I am linking this review to #Sci Fi Month 2020, as I absolutely loved the first book in this series, The Calculating Stars – see my review – so was thrilled when Himself went and promptly bought the second book in this series. Would I enjoy it as much?
BLURB: It is 1961, and the International Aerospace Coalition has established a colony on the moon. Elma York, the noted Lady Astronaut, is working on rotation, flying shuttles on the moon and returning regularly to Earth. But humanity must get a foothold on Mars. The first exploratory mission is being planned, and none of the women astronauts is on the crew list. The international Aerospace Coalition has grave reservations about sending their “Lady Astronauts” on such a dangerous mission…
REVIEW: I loved this one. Though it is essentially a continuation of the story started in The Calculating Stars so don’t pick up this one first. Or you will spend too much time trying to figure out exactly who is doing what to whom to be able to fully appreciate the scope and stakes involved.
We continue to follow maths genius Elma Wexler, as she completes a three-month stint on the Moon and looking forward to seeing her husband, again. If I have a niggle, it’s that their relationship seems improbably idyllic, given the stresses put on it. Nathaniel is just so understanding, kind and appreciative of Elma’s drive to excel that I think a modern husband would struggle to be able to match up to his enlightened attitude. Given he is a product of a very different time, when it was tacitly agreed by many right-thinking men and a fair number of women, that it was a risky business giving a woman any kind of major responsibility, it does strain credulity. Especially as most of the other men Elma encounters have their macho insensitivity on display. However, I’m aware it’s a minor niggle in the scheme of things, when so much about this book is so good.

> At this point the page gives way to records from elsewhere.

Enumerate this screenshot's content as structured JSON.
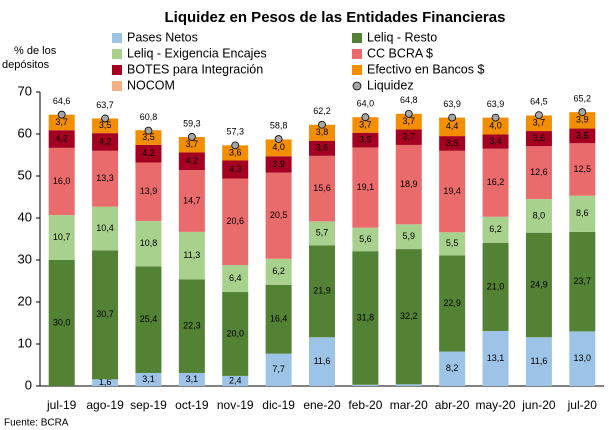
{
  "chart_data": {
    "type": "stacked_bar",
    "title": "Liquidez en Pesos de las Entidades Financieras",
    "ylabel": "% de los depósitos",
    "source": "Fuente: BCRA",
    "categories": [
      "jul-19",
      "ago-19",
      "sep-19",
      "oct-19",
      "nov-19",
      "dic-19",
      "ene-20",
      "feb-20",
      "mar-20",
      "abr-20",
      "may-20",
      "jun-20",
      "jul-20"
    ],
    "ylim": [
      0,
      70
    ],
    "yticks": [
      0,
      10,
      20,
      30,
      40,
      50,
      60,
      70
    ],
    "grid": false,
    "series": [
      {
        "name": "Pases Netos",
        "color": "#9dc3e6",
        "values": [
          0,
          1.6,
          3.1,
          3.1,
          2.4,
          7.7,
          11.6,
          0.3,
          0.4,
          8.2,
          13.1,
          11.6,
          13.0
        ],
        "value_labels": [
          null,
          "1,6",
          "3,1",
          "3,1",
          "2,4",
          "7,7",
          "11,6",
          null,
          null,
          "8,2",
          "13,1",
          "11,6",
          "13,0"
        ]
      },
      {
        "name": "Leliq - Resto",
        "color": "#548235",
        "values": [
          30.0,
          30.7,
          25.4,
          22.3,
          20.0,
          16.4,
          21.9,
          31.8,
          32.2,
          22.9,
          21.0,
          24.9,
          23.7
        ],
        "value_labels": [
          "30,0",
          "30,7",
          "25,4",
          "22,3",
          "20,0",
          "16,4",
          "21,9",
          "31,8",
          "32,2",
          "22,9",
          "21,0",
          "24,9",
          "23,7"
        ]
      },
      {
        "name": "Leliq - Exigencia Encajes",
        "color": "#a9d18e",
        "values": [
          10.7,
          10.4,
          10.8,
          11.3,
          6.4,
          6.2,
          5.7,
          5.6,
          5.9,
          5.5,
          6.2,
          8.0,
          8.6
        ],
        "value_labels": [
          "10,7",
          "10,4",
          "10,8",
          "11,3",
          "6,4",
          "6,2",
          "5,7",
          "5,6",
          "5,9",
          "5,5",
          "6,2",
          "8,0",
          "8,6"
        ]
      },
      {
        "name": "CC BCRA $",
        "color": "#ea6b6b",
        "values": [
          16.0,
          13.3,
          13.9,
          14.7,
          20.6,
          20.5,
          15.6,
          19.1,
          18.9,
          19.4,
          16.2,
          12.6,
          12.5
        ],
        "value_labels": [
          "16,0",
          "13,3",
          "13,9",
          "14,7",
          "20,6",
          "20,5",
          "15,6",
          "19,1",
          "18,9",
          "19,4",
          "16,2",
          "12,6",
          "12,5"
        ]
      },
      {
        "name": "BOTES para Integración",
        "color": "#a50021",
        "values": [
          4.2,
          4.2,
          4.2,
          4.2,
          4.3,
          3.9,
          3.6,
          3.5,
          3.7,
          3.5,
          3.4,
          3.6,
          3.5
        ],
        "value_labels": [
          "4,2",
          "4,2",
          "4,2",
          "4,2",
          "4,3",
          "3,9",
          "3,6",
          "3,5",
          "3,7",
          "3,5",
          "3,4",
          "3,6",
          "3,5"
        ]
      },
      {
        "name": "Efectivo en Bancos $",
        "color": "#f28e00",
        "values": [
          3.7,
          3.5,
          3.5,
          3.7,
          3.6,
          4.0,
          3.8,
          3.7,
          3.7,
          4.4,
          4.0,
          3.7,
          3.9
        ],
        "value_labels": [
          "3,7",
          "3,5",
          "3,5",
          "3,7",
          "3,6",
          "4,0",
          "3,8",
          "3,7",
          "3,7",
          "4,4",
          "4,0",
          "3,7",
          "3,9"
        ]
      },
      {
        "name": "NOCOM",
        "color": "#f4b183",
        "values": [
          0,
          0,
          0,
          0,
          0,
          0,
          0,
          0,
          0,
          0,
          0,
          0,
          0
        ],
        "value_labels": [
          null,
          null,
          null,
          null,
          null,
          null,
          null,
          null,
          null,
          null,
          null,
          null,
          null
        ]
      },
      {
        "name": "Liquidez",
        "color": "#a6a6a6",
        "type": "marker",
        "values": [
          64.6,
          63.7,
          60.8,
          59.3,
          57.3,
          58.8,
          62.2,
          64.0,
          64.8,
          63.9,
          63.9,
          64.5,
          65.2
        ],
        "value_labels": [
          "64,6",
          "63,7",
          "60,8",
          "59,3",
          "57,3",
          "58,8",
          "62,2",
          "64,0",
          "64,8",
          "63,9",
          "63,9",
          "64,5",
          "65,2"
        ]
      }
    ]
  }
}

I think the handling of the alternate historical timeline throughout has been skilful and inspired. As someone who recalls the launch of Telstar and the Race to the Moon, Kowal manages to capture the feeling of the time, even allowing for her huge ‘what if’ of a major meteor strike that accelerates Humanity’s interest in establishing a colony elsewhere. I also enjoyed the adventure and tension with the two ships travelling to Mars and the ongoing tensions caused by the prevailing racist and sexist attitudes. The influence of the ongoing political situation, where hanging onto the funding as the life on Earth becomes increasingly difficult to sustain, is also a factor.

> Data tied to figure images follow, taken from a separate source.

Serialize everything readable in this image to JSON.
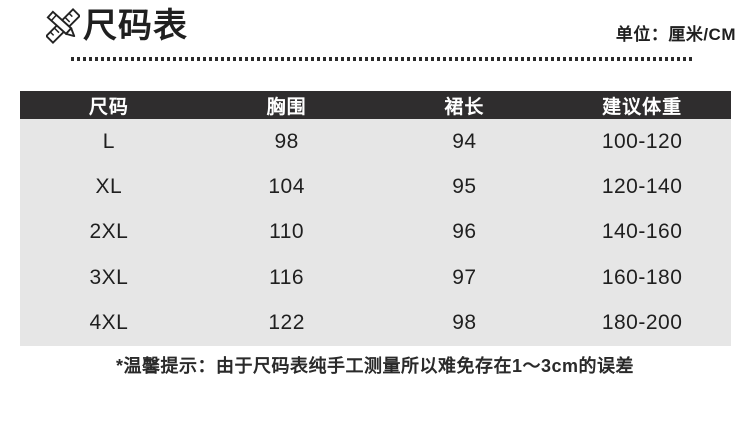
{
  "page": {
    "title": "尺码表",
    "unit_label": "单位：厘米/CM",
    "note": "*温馨提示：由于尺码表纯手工测量所以难免存在1～3cm的误差"
  },
  "icons": {
    "title_icon": "ruler-pencil-icon"
  },
  "size_table": {
    "headers": [
      "尺码",
      "胸围",
      "裙长",
      "建议体重"
    ],
    "rows": [
      [
        "L",
        "98",
        "94",
        "100-120"
      ],
      [
        "XL",
        "104",
        "95",
        "120-140"
      ],
      [
        "2XL",
        "110",
        "96",
        "140-160"
      ],
      [
        "3XL",
        "116",
        "97",
        "160-180"
      ],
      [
        "4XL",
        "122",
        "98",
        "180-200"
      ]
    ]
  },
  "colors": {
    "page_bg": "#ffffff",
    "header_bg": "#2f2d2e",
    "header_text": "#ffffff",
    "body_bg": "#e6e6e6",
    "text": "#1f1f1f",
    "dot": "#2b2b2b"
  }
}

This all adds up to a cracking story, with plenty of adventure and some pause for thought about the ingrained attitudes that lead to people being overlooked because of what they represent, rather than being judged more fairly on their abilities and individual merits. I found the ongoing character arc of Parker to be an interesting progression – and while he was still fairly obnoxious, I appreciated learning more about him and what drove him. But one of the things I liked about Elma was her reaction to being attacked – she didn’t come out all guns blazing. She retreated behind a façade of politeness and tried to propitiate those around her whenever possible – which is what women of her generation, and my generation were raised to do. We were taught to be ‘good’. And I really, really liked that Kowal didn’t ignore that aspect, which I think has probably hindered gender equality far more than is appreciated.
An exceptionally good space travel adventure.